In 2017, a vagrant was arrested in Blantyre for allegedly stealing from market stalls. The incident sparked a debate about the relationship between vagrancy and criminal behavior. The Malawian government has taken steps to address vagrancy, including establishing rehabilitation programs for homeless individuals and increasing support for low-income families.

==== Disorderly conduct ====
Malawi has been affected by disorderly conduct which involves behaving in a manner that disturbs the peace and tranquility of the community, causing annoyance or alarm to others almost all the time often linked to public intoxication, noise pollution, and disruptive behavior. In 2019, a notable incident occurred when a group of revelers were arrested in the tourist town of Mangochi for engaging in disorderly conduct, including loud noise and public intoxication. The incident highlighted the need for responsible behavior in public spaces.
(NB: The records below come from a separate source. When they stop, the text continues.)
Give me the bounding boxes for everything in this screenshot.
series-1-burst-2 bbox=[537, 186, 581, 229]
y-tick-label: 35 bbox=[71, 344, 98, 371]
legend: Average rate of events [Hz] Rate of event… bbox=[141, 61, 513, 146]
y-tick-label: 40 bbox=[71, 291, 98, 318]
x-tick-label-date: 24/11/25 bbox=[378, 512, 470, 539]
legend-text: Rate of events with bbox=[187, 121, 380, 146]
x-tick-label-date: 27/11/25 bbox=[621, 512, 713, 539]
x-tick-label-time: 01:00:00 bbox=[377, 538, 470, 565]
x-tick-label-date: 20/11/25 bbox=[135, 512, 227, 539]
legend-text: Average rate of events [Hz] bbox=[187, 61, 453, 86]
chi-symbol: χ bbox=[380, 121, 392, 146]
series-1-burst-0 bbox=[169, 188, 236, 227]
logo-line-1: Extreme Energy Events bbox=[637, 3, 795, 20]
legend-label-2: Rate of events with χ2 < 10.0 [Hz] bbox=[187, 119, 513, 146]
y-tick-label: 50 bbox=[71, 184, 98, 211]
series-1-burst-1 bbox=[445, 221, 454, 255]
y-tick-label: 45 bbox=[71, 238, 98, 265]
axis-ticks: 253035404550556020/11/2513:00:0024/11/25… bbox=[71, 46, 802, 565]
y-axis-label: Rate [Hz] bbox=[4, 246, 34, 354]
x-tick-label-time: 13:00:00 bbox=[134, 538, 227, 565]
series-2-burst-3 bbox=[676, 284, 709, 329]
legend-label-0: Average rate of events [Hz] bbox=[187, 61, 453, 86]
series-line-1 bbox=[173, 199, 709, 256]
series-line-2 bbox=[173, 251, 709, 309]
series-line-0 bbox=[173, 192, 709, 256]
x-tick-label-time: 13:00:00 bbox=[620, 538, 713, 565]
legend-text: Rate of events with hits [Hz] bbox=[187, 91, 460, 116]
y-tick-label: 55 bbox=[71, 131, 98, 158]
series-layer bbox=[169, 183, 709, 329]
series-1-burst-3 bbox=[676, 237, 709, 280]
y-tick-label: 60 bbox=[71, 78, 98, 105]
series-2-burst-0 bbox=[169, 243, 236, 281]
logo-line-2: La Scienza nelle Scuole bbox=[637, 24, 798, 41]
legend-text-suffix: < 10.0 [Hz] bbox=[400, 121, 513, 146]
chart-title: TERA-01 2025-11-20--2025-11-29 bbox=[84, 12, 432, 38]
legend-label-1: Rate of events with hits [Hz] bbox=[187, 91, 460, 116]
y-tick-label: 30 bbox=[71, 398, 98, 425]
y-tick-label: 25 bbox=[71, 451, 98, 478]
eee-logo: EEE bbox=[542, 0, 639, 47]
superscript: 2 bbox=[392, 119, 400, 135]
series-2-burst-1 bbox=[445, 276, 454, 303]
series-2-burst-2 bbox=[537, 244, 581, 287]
In 2017, a group of protesters were arrested for disorderly conduct during a demonstration against government policies in the city of Blantyre. The incident led to a nationwide discussion about the balance between free speech and public order.

The Malawian government has taken steps to address disorderly conduct, including enacting the Public Order Act in 2018. The law regulates public behavior and imposes penalties for disorderly conduct.